Performance evaluation of applications for heterogeneous systems by means of performance probes

Strube, Alexandre Otto

Performance evaluation of applications for heterogeneous systems by means of performance probes

Strube, Alexandre Otto

Dirigida por:

Emilio Luque Fadón Director/a

Universidad de defensa: Universitat Autònoma de Barcelona

Fecha de defensa: 15 de julio de 2011

Tribunal:

Francisco Tirado Fernández Presidente
Juan Touriño Secretario/a
Felix Wolf Vocal

Tipo: Tesis

Teseo: 312215 DIALNET DDD editor

Resumen

This doctoral Thesis describes a novel way to select the best computer node out of a pool of available potentially heterogeneous computing nodes for the execution of computational tasks. This is a very basic and dificult problem of computer science and computing centres tried to get around it by using only homogeneous compute clusters. Usually this fails as like any technical equipment, clusters get extended, adapted or repaired over time, and you end up with a heterogeneous configuration. So far, the solution for this, was: • To leave it to the computer users to choose the right node(s) for execution, or •To make extensive tests by executing and measuring all tasks on every type of computing node available in the pool. In the typical case, where a large number of tasks would need to be tested on many different types of nodes, this could use a lot of computing resources, sometimes even more than the actual execution one wants to optimize. In a specific situation (hierarchical multi-clusters), the situation is worse, as the configuration of the cluster changes over time, so that the execution tests would have to be done over and over, every time the configuration of the cluster is changed.

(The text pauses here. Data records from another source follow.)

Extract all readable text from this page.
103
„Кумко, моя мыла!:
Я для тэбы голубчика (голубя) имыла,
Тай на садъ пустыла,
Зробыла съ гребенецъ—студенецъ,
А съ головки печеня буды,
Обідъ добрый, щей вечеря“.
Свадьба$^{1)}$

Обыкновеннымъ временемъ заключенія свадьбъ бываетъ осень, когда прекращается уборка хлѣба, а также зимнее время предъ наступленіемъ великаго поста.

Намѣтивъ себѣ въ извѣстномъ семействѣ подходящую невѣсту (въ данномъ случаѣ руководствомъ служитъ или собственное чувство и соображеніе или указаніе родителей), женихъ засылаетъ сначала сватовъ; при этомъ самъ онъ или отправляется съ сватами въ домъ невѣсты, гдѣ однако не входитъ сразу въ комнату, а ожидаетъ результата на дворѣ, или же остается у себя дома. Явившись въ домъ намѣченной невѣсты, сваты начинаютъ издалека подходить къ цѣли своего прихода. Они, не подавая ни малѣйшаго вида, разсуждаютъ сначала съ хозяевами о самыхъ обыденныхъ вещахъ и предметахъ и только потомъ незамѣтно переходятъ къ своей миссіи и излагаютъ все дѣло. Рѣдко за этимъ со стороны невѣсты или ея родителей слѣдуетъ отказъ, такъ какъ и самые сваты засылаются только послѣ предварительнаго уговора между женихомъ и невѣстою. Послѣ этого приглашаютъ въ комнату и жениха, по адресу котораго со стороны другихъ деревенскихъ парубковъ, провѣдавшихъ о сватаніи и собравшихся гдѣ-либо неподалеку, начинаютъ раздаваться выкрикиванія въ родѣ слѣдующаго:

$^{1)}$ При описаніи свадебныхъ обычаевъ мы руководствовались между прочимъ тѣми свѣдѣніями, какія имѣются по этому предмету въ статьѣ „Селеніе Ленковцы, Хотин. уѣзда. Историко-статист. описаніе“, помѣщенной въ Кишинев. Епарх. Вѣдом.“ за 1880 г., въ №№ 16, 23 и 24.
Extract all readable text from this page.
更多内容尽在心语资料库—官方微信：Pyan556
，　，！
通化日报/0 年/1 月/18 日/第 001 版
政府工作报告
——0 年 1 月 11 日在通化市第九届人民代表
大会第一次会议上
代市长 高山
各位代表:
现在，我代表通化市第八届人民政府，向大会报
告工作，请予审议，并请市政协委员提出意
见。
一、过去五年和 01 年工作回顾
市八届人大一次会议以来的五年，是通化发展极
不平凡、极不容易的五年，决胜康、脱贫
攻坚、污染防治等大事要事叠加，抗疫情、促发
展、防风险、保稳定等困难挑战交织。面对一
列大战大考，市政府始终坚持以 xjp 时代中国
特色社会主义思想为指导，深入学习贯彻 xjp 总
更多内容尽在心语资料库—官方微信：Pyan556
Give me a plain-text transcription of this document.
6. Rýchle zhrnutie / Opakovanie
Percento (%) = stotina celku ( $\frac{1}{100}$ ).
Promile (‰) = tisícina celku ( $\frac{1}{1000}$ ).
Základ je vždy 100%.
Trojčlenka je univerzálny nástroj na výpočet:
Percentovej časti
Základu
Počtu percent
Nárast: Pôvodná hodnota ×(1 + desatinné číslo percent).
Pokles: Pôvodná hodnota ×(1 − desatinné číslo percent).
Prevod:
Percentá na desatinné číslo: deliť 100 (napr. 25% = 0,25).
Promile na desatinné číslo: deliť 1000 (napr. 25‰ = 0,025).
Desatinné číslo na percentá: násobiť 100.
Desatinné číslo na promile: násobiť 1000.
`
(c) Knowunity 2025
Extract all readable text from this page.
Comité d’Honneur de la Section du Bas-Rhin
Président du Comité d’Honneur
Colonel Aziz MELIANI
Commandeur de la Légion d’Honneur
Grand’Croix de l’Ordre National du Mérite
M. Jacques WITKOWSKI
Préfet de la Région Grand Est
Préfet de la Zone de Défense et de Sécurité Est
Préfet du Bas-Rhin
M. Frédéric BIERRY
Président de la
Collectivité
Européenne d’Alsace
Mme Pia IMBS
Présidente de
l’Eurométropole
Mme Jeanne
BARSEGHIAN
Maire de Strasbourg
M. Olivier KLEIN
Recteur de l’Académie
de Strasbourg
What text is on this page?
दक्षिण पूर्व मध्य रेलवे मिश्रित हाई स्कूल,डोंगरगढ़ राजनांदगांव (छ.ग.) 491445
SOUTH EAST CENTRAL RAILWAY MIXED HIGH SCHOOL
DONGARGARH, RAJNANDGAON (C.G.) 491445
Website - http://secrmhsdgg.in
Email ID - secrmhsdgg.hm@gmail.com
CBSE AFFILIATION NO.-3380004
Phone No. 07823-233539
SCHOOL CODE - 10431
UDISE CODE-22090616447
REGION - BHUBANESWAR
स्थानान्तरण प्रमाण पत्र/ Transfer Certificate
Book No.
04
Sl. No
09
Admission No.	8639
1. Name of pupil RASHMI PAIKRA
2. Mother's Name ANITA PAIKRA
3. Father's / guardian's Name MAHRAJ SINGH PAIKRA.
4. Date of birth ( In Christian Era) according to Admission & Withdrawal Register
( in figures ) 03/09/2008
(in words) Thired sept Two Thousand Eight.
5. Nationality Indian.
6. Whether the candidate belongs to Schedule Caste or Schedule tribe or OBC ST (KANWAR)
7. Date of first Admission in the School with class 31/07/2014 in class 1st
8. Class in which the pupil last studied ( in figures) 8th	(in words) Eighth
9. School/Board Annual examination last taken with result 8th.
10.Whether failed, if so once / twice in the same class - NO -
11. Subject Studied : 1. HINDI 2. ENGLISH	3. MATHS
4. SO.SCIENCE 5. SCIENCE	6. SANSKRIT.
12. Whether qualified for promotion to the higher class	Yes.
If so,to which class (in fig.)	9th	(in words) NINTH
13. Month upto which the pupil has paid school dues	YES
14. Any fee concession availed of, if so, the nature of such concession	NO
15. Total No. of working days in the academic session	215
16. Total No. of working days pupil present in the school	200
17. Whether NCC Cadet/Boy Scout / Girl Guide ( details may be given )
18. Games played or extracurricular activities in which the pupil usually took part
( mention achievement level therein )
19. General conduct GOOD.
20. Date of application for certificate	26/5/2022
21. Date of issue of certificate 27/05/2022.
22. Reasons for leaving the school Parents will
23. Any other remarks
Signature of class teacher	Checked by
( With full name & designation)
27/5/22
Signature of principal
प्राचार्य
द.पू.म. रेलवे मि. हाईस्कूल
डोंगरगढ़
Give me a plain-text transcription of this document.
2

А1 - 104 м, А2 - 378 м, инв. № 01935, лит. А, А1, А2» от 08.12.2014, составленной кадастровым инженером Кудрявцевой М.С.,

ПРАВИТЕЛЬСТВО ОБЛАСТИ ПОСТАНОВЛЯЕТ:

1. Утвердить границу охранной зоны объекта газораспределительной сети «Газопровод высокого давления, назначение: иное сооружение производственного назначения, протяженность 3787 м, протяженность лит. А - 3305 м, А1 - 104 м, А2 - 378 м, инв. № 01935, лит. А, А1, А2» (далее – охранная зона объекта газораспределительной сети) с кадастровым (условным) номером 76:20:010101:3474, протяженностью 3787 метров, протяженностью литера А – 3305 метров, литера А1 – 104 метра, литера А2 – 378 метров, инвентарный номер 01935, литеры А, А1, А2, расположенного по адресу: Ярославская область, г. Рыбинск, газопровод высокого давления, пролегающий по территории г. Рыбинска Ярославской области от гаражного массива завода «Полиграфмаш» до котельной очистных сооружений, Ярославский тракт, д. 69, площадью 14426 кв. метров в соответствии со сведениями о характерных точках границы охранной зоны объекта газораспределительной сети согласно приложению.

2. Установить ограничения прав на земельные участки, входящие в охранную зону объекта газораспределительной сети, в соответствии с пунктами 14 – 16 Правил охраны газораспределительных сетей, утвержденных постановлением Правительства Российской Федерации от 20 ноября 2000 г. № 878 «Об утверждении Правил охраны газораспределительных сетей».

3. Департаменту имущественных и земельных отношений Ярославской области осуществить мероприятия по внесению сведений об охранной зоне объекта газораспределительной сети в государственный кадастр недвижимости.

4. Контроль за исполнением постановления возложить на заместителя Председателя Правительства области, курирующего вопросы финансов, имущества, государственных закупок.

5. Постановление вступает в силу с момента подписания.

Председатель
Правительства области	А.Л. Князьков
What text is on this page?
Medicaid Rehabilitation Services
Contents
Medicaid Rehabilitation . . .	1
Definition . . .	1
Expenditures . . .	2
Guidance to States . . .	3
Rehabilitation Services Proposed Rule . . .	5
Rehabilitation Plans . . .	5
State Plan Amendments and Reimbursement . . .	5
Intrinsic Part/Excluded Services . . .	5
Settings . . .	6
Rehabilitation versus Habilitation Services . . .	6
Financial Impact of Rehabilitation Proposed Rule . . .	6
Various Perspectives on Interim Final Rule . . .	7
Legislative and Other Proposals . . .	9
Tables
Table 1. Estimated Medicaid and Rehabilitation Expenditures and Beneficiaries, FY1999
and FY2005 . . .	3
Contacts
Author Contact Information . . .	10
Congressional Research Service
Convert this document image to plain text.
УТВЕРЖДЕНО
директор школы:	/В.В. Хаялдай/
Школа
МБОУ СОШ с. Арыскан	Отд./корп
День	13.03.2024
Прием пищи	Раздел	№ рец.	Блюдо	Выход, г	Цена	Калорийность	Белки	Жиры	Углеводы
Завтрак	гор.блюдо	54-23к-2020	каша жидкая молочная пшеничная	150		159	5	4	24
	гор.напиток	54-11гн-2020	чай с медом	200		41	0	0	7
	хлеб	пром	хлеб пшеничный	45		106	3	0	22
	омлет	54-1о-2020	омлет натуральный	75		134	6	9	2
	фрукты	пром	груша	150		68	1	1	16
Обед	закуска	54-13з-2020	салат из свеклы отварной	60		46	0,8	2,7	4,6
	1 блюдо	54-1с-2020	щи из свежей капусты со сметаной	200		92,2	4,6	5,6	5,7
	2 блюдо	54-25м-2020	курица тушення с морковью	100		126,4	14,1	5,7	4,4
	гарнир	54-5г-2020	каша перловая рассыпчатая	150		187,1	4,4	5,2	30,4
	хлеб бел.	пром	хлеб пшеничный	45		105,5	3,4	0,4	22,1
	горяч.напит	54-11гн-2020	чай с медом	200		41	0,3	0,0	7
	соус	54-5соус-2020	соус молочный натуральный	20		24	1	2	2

I developed a novel and elegant solution for this problem, named "Performance Probe", or just "Probe", for short. A probe is a striped-down version of a compu- tational task which includes all important characteristics of the original task, but can be executed in a much shorter time (seconds, instead of hours), is much smaller than the original task (about 5% of the original size in the worst cases), but allows to predict the execution time of the original within reasonable bounds (around 90% accuracy). These results are very important: as scheduling is a basic problem of computer science, these results cannot only be used in the setting described by the thesis (of setting the right compute node for tasks in a hierarchical multi-cluster), but can also be applied in many diferent contexts every time scheduling and/or selection decisions have to be made: selecting where a computational task would run most efficiently (which cluster at which centre); picking the right execution nodes in a large complex (grid, cloud), work ows and many more.